父は喫煙者の多い年代であり、デスクワーク中心の自営業者であったため、かなりのヘビースモーカーです。いわゆるベビーのその上、チェーンスモーカーと言うのでしょうか。
父はこの夏に脳梗塞で倒れ、軽く認知機能が低下しています。実際には高次脳機能障害と診断を受けました。
倒れて以来、経済的理由と健康をこれ以上急激に害さないためにタバコは一日一箱までと決めて吸ってもらいました。
もちろん吸わないほうが良いのはわかっています。ですがどうしても抑制がきかず、医者との話し合いの結果です。
タバコの禁断症状は凄まじく、安静にしておかなければならない父にはタバコを吸ってでも静かにしてもらう他ありませんでした。
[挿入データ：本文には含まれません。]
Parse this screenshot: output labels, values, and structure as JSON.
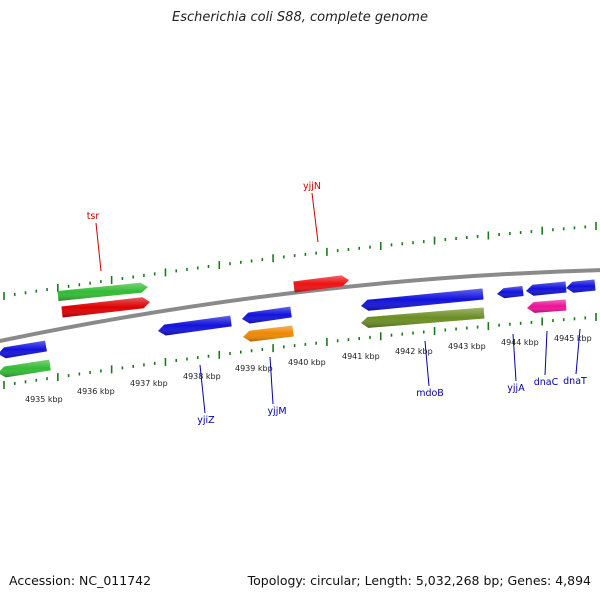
{
  "title": "Escherichia coli S88, complete genome",
  "footer": {
    "accession": "Accession: NC_011742",
    "summary": "Topology: circular; Length: 5,032,268 bp; Genes: 4,894"
  },
  "colors": {
    "backbone": "#8a8a8a",
    "tick": "#1a7a1a",
    "label_forward": "#cc0000",
    "label_reverse": "#0000aa"
  },
  "axis": {
    "tick_labels": [
      "4935 kbp",
      "4936 kbp",
      "4937 kbp",
      "4938 kbp",
      "4939 kbp",
      "4940 kbp",
      "4941 kbp",
      "4942 kbp",
      "4943 kbp",
      "4944 kbp",
      "4945 kbp"
    ]
  },
  "genes": [
    {
      "name": "tsr",
      "color": "#dd0000",
      "strand": "forward",
      "track": "red"
    },
    {
      "name": "",
      "color": "#33bb33",
      "strand": "forward",
      "track": "green"
    },
    {
      "name": "yjjN",
      "color": "#ee1111",
      "strand": "forward",
      "track": "red"
    },
    {
      "name": "",
      "color": "#1111dd",
      "strand": "reverse",
      "track": "blue"
    },
    {
      "name": "",
      "color": "#33bb33",
      "strand": "reverse",
      "track": "green"
    },
    {
      "name": "yjiZ",
      "color": "#1111dd",
      "strand": "reverse",
      "track": "blue"
    },
    {
      "name": "yjjM",
      "color": "#1111dd",
      "strand": "reverse",
      "track": "blue"
    },
    {
      "name": "",
      "color": "#ee8800",
      "strand": "reverse",
      "track": "orange"
    },
    {
      "name": "mdoB",
      "color": "#1111dd",
      "strand": "reverse",
      "track": "blue"
    },
    {
      "name": "",
      "color": "#6b8e23",
      "strand": "reverse",
      "track": "olive"
    },
    {
      "name": "yjjA",
      "color": "#1111dd",
      "strand": "reverse",
      "track": "blue"
    },
    {
      "name": "dnaC",
      "color": "#1111dd",
      "strand": "reverse",
      "track": "blue"
    },
    {
      "name": "",
      "color": "#ee1199",
      "strand": "reverse",
      "track": "pink"
    },
    {
      "name": "dnaT",
      "color": "#1111dd",
      "strand": "reverse",
      "track": "blue"
    }
  ]
}
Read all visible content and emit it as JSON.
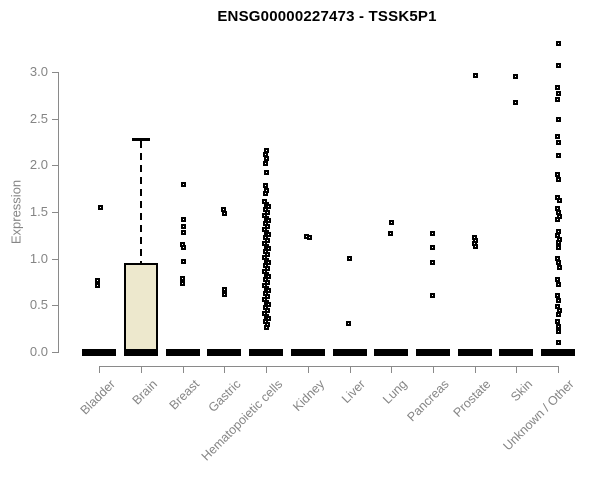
{
  "chart_data": {
    "type": "boxplot",
    "title": "ENSG00000227473 - TSSK5P1",
    "ylabel": "Expression",
    "xlabel": "",
    "ylim": [
      0,
      3.3
    ],
    "yticks": [
      0,
      0.5,
      1,
      1.5,
      2,
      2.5,
      3
    ],
    "ytick_labels": [
      "0.0",
      "0.5",
      "1.0",
      "1.5",
      "2.0",
      "2.5",
      "3.0"
    ],
    "grid": false,
    "legend": false,
    "colors": {
      "box_fill": "#ede8cd",
      "box_border": "#000000",
      "axis_line": "#8a8a8a",
      "axis_text": "#858585",
      "point": "#000000",
      "title_text": "#000000",
      "background": "#ffffff"
    },
    "categories": [
      {
        "label": "Bladder",
        "box": {
          "q1": 0,
          "median": 0,
          "q3": 0
        },
        "points": [
          [
            1.55,
            1
          ],
          [
            0.77,
            -2
          ],
          [
            0.72,
            -2
          ]
        ]
      },
      {
        "label": "Brain",
        "box": {
          "q1": 0,
          "median": 0,
          "q3": 0.95,
          "whisker_high": 2.28
        },
        "points": []
      },
      {
        "label": "Breast",
        "box": {
          "q1": 0,
          "median": 0,
          "q3": 0
        },
        "points": [
          [
            1.8,
            0
          ],
          [
            1.43,
            0
          ],
          [
            1.35,
            0
          ],
          [
            1.29,
            0
          ],
          [
            1.16,
            -1
          ],
          [
            1.12,
            0
          ],
          [
            0.97,
            0
          ],
          [
            0.79,
            -1
          ],
          [
            0.74,
            -1
          ]
        ]
      },
      {
        "label": "Gastric",
        "box": {
          "q1": 0,
          "median": 0,
          "q3": 0
        },
        "points": [
          [
            1.53,
            -1
          ],
          [
            1.49,
            0
          ],
          [
            0.68,
            0
          ],
          [
            0.62,
            0
          ]
        ]
      },
      {
        "label": "Hematopoietic cells",
        "box": {
          "q1": 0,
          "median": 0,
          "q3": 0
        },
        "points": [
          [
            2.16,
            0
          ],
          [
            2.12,
            -1
          ],
          [
            2.08,
            0
          ],
          [
            2.03,
            -1
          ],
          [
            1.93,
            0
          ],
          [
            1.79,
            -1
          ],
          [
            1.74,
            0
          ],
          [
            1.7,
            -1
          ],
          [
            1.62,
            -2
          ],
          [
            1.59,
            0
          ],
          [
            1.56,
            2
          ],
          [
            1.53,
            -1
          ],
          [
            1.5,
            1
          ],
          [
            1.47,
            -2
          ],
          [
            1.44,
            0
          ],
          [
            1.41,
            2
          ],
          [
            1.38,
            -1
          ],
          [
            1.35,
            1
          ],
          [
            1.32,
            -2
          ],
          [
            1.29,
            0
          ],
          [
            1.26,
            2
          ],
          [
            1.23,
            -1
          ],
          [
            1.2,
            1
          ],
          [
            1.17,
            -2
          ],
          [
            1.14,
            0
          ],
          [
            1.11,
            2
          ],
          [
            1.08,
            -1
          ],
          [
            1.05,
            1
          ],
          [
            1.02,
            -2
          ],
          [
            0.99,
            0
          ],
          [
            0.96,
            2
          ],
          [
            0.93,
            -1
          ],
          [
            0.9,
            1
          ],
          [
            0.87,
            -2
          ],
          [
            0.84,
            0
          ],
          [
            0.81,
            2
          ],
          [
            0.78,
            -1
          ],
          [
            0.75,
            1
          ],
          [
            0.72,
            -2
          ],
          [
            0.69,
            0
          ],
          [
            0.66,
            2
          ],
          [
            0.63,
            -1
          ],
          [
            0.6,
            1
          ],
          [
            0.57,
            -2
          ],
          [
            0.54,
            0
          ],
          [
            0.51,
            2
          ],
          [
            0.48,
            -1
          ],
          [
            0.45,
            1
          ],
          [
            0.42,
            -2
          ],
          [
            0.39,
            0
          ],
          [
            0.36,
            2
          ],
          [
            0.33,
            -1
          ],
          [
            0.3,
            1
          ],
          [
            0.27,
            0
          ]
        ]
      },
      {
        "label": "Kidney",
        "box": {
          "q1": 0,
          "median": 0,
          "q3": 0
        },
        "points": [
          [
            1.24,
            -2
          ],
          [
            1.23,
            1
          ]
        ]
      },
      {
        "label": "Liver",
        "box": {
          "q1": 0,
          "median": 0,
          "q3": 0
        },
        "points": [
          [
            1.01,
            -1
          ],
          [
            0.31,
            -2
          ]
        ]
      },
      {
        "label": "Lung",
        "box": {
          "q1": 0,
          "median": 0,
          "q3": 0
        },
        "points": [
          [
            1.39,
            0
          ],
          [
            1.28,
            -1
          ]
        ]
      },
      {
        "label": "Pancreas",
        "box": {
          "q1": 0,
          "median": 0,
          "q3": 0
        },
        "points": [
          [
            1.28,
            -1
          ],
          [
            1.13,
            -1
          ],
          [
            0.96,
            -1
          ],
          [
            0.61,
            -1
          ]
        ]
      },
      {
        "label": "Prostate",
        "box": {
          "q1": 0,
          "median": 0,
          "q3": 0
        },
        "points": [
          [
            2.97,
            0
          ],
          [
            1.23,
            -1
          ],
          [
            1.2,
            0
          ],
          [
            1.17,
            -1
          ],
          [
            1.14,
            0
          ]
        ]
      },
      {
        "label": "Skin",
        "box": {
          "q1": 0,
          "median": 0,
          "q3": 0
        },
        "points": [
          [
            2.96,
            -1
          ],
          [
            2.68,
            -1
          ]
        ]
      },
      {
        "label": "Unknown / Other",
        "box": {
          "q1": 0,
          "median": 0,
          "q3": 0
        },
        "points": [
          [
            3.31,
            0
          ],
          [
            3.07,
            0
          ],
          [
            2.84,
            -1
          ],
          [
            2.78,
            0
          ],
          [
            2.71,
            -1
          ],
          [
            2.5,
            0
          ],
          [
            2.31,
            -1
          ],
          [
            2.25,
            0
          ],
          [
            2.11,
            0
          ],
          [
            1.91,
            -1
          ],
          [
            1.85,
            0
          ],
          [
            1.66,
            -1
          ],
          [
            1.63,
            1
          ],
          [
            1.54,
            -1
          ],
          [
            1.5,
            0
          ],
          [
            1.46,
            1
          ],
          [
            1.42,
            -1
          ],
          [
            1.3,
            0
          ],
          [
            1.25,
            -1
          ],
          [
            1.21,
            1
          ],
          [
            1.18,
            0
          ],
          [
            1.13,
            0
          ],
          [
            1.01,
            -1
          ],
          [
            0.96,
            0
          ],
          [
            0.91,
            1
          ],
          [
            0.78,
            -1
          ],
          [
            0.73,
            0
          ],
          [
            0.61,
            -1
          ],
          [
            0.56,
            0
          ],
          [
            0.49,
            -1
          ],
          [
            0.45,
            1
          ],
          [
            0.41,
            0
          ],
          [
            0.33,
            -1
          ],
          [
            0.28,
            0
          ],
          [
            0.22,
            0
          ],
          [
            0.11,
            0
          ]
        ]
      }
    ]
  }
}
でもそれが間違いでした。今では一日一箱では足りないのか、手元のタバコが無くなると一日中タバコの催促をするようになりました。
タバコ増税という言葉は恐怖だった
僕もタバコは嫌いです。臭いし、煙いし、同じ部屋で吸われると喉や肺が痛くなる。
それなのに毎月万単位のお金を燃やしているという事実が全く意味不明。
それでも喫煙者にとっては簡単に止められるものではないようです。でなければ禁煙外来なんてできないでしょうから。
自宅介護というのは働ける時間も限られるので、どうしてもお給料が減ってしまうのです。そのなかでやりくりをしていかねばなりません。
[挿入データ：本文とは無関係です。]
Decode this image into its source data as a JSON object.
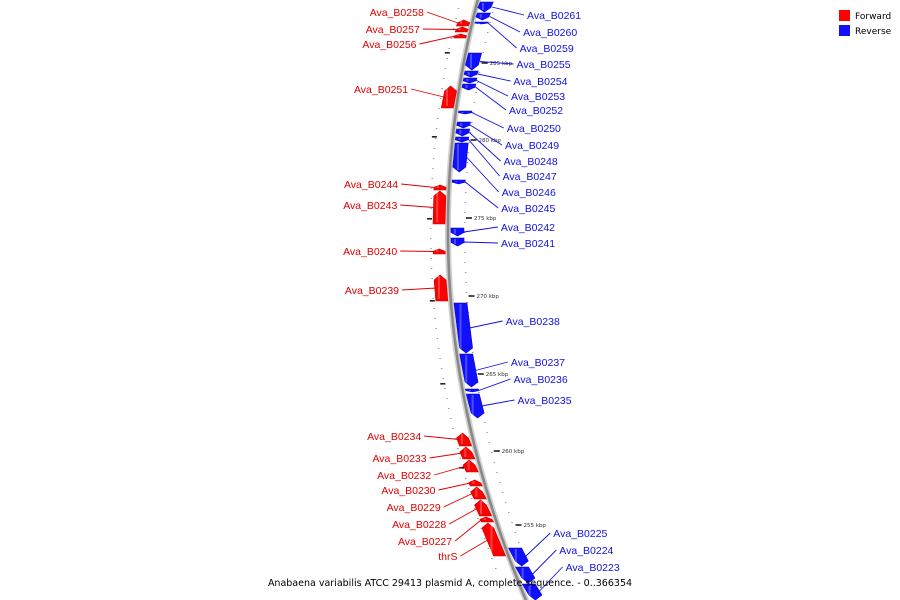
{
  "colors": {
    "forward": "#ff0000",
    "reverse": "#1010ff",
    "backbone": "#888888",
    "forward_label": "#e00000",
    "reverse_label": "#1010e0"
  },
  "legend": [
    {
      "name": "Forward",
      "color": "#ff0000"
    },
    {
      "name": "Reverse",
      "color": "#1010ff"
    }
  ],
  "caption": "Anabaena variabilis ATCC 29413 plasmid A, complete sequence. - 0..366354",
  "kbp_labels": [
    "285 kbp",
    "280 kbp",
    "275 kbp",
    "270 kbp",
    "265 kbp",
    "260 kbp",
    "255 kbp"
  ],
  "genes": [
    {
      "name": "Ava_B0261",
      "strand": "reverse"
    },
    {
      "name": "Ava_B0260",
      "strand": "reverse"
    },
    {
      "name": "Ava_B0259",
      "strand": "reverse"
    },
    {
      "name": "Ava_B0258",
      "strand": "forward"
    },
    {
      "name": "Ava_B0257",
      "strand": "forward"
    },
    {
      "name": "Ava_B0256",
      "strand": "forward"
    },
    {
      "name": "Ava_B0255",
      "strand": "reverse"
    },
    {
      "name": "Ava_B0254",
      "strand": "reverse"
    },
    {
      "name": "Ava_B0253",
      "strand": "reverse"
    },
    {
      "name": "Ava_B0252",
      "strand": "reverse"
    },
    {
      "name": "Ava_B0251",
      "strand": "forward"
    },
    {
      "name": "Ava_B0250",
      "strand": "reverse"
    },
    {
      "name": "Ava_B0249",
      "strand": "reverse"
    },
    {
      "name": "Ava_B0248",
      "strand": "reverse"
    },
    {
      "name": "Ava_B0247",
      "strand": "reverse"
    },
    {
      "name": "Ava_B0246",
      "strand": "reverse"
    },
    {
      "name": "Ava_B0245",
      "strand": "reverse"
    },
    {
      "name": "Ava_B0244",
      "strand": "forward"
    },
    {
      "name": "Ava_B0243",
      "strand": "forward"
    },
    {
      "name": "Ava_B0242",
      "strand": "reverse"
    },
    {
      "name": "Ava_B0241",
      "strand": "reverse"
    },
    {
      "name": "Ava_B0240",
      "strand": "forward"
    },
    {
      "name": "Ava_B0239",
      "strand": "forward"
    },
    {
      "name": "Ava_B0238",
      "strand": "reverse"
    },
    {
      "name": "Ava_B0237",
      "strand": "reverse"
    },
    {
      "name": "Ava_B0236",
      "strand": "reverse"
    },
    {
      "name": "Ava_B0235",
      "strand": "reverse"
    },
    {
      "name": "Ava_B0234",
      "strand": "forward"
    },
    {
      "name": "Ava_B0233",
      "strand": "forward"
    },
    {
      "name": "Ava_B0232",
      "strand": "forward"
    },
    {
      "name": "Ava_B0230",
      "strand": "forward"
    },
    {
      "name": "Ava_B0229",
      "strand": "forward"
    },
    {
      "name": "Ava_B0228",
      "strand": "forward"
    },
    {
      "name": "Ava_B0227",
      "strand": "forward"
    },
    {
      "name": "thrS",
      "strand": "forward"
    },
    {
      "name": "Ava_B0225",
      "strand": "reverse"
    },
    {
      "name": "Ava_B0224",
      "strand": "reverse"
    },
    {
      "name": "Ava_B0223",
      "strand": "reverse"
    }
  ]
}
タバコ一日一箱は余裕がない生活のなかでの最大の無駄であるとともに、これがないと父が落ち着かないために必要不可欠なものでした。
そんな中、タバコの値上げのニュースを耳にしました。
背筋が凍りました。
これはとても個人的な話
ニュースを注視していると、屋内完全に非喫煙化が本筋の話であり、それに付随して増税もしたらどうかと言う話のようでした。
社会的にはとても良いことです。
今置かれている状況がこうでなければ、僕も両手をあげて賛成していたと思います。
ですが、現実として僕は理解力と認知機能が低下している父と暮らしています。
父はこうしたいああしたいという欲求を止めることが苦手になりました。
タバコもその一つです。
いや、実際にはこれでも相当我慢しているのかもしれません。元はチェーンスモーカーだった人が一日一箱なのですから。
自宅介護は消耗戦
自宅介護はいろんなものをすり減らしながら日々を過ごしていきます。経済的な蓄え、精神的な余裕、自分の時間など。
これは介護者も被介護者もどちらもそうなのかもしれません。
僕の母は糖尿病から腎不全、人工透析を経て、若年性認知症を発症し60代前半でなくなりました。
この時は父は介護者側の一人でした。
やはり疲れた顔をしながら、しかし愛する母のために懸命に付き添い、そして見送りました。
一箱1000円の地獄がすぐそこに
普通の人なら一箱が1000円にもなれば、自分で抑制して徐々に減らすか止めるかするのでしょう。
ですが、理解力や抑制が低下している人間にその説明が通用するのか。
今の自分について父は何も言いません
もしかしたら、急に何も出来なくなった自分とかつての母の姿を重ねているかもしれない。
不安でいっぱいかもしれない。それを紛らすためのタバコなのかもしれない。
タバコが一箱1000円になった時がとても怖い。
そのときにすり減らすのは父の心か、僕の心か、それとも生活か、その全てか。
同じような地獄を目前に控えている人はどれくらいいるのだろう。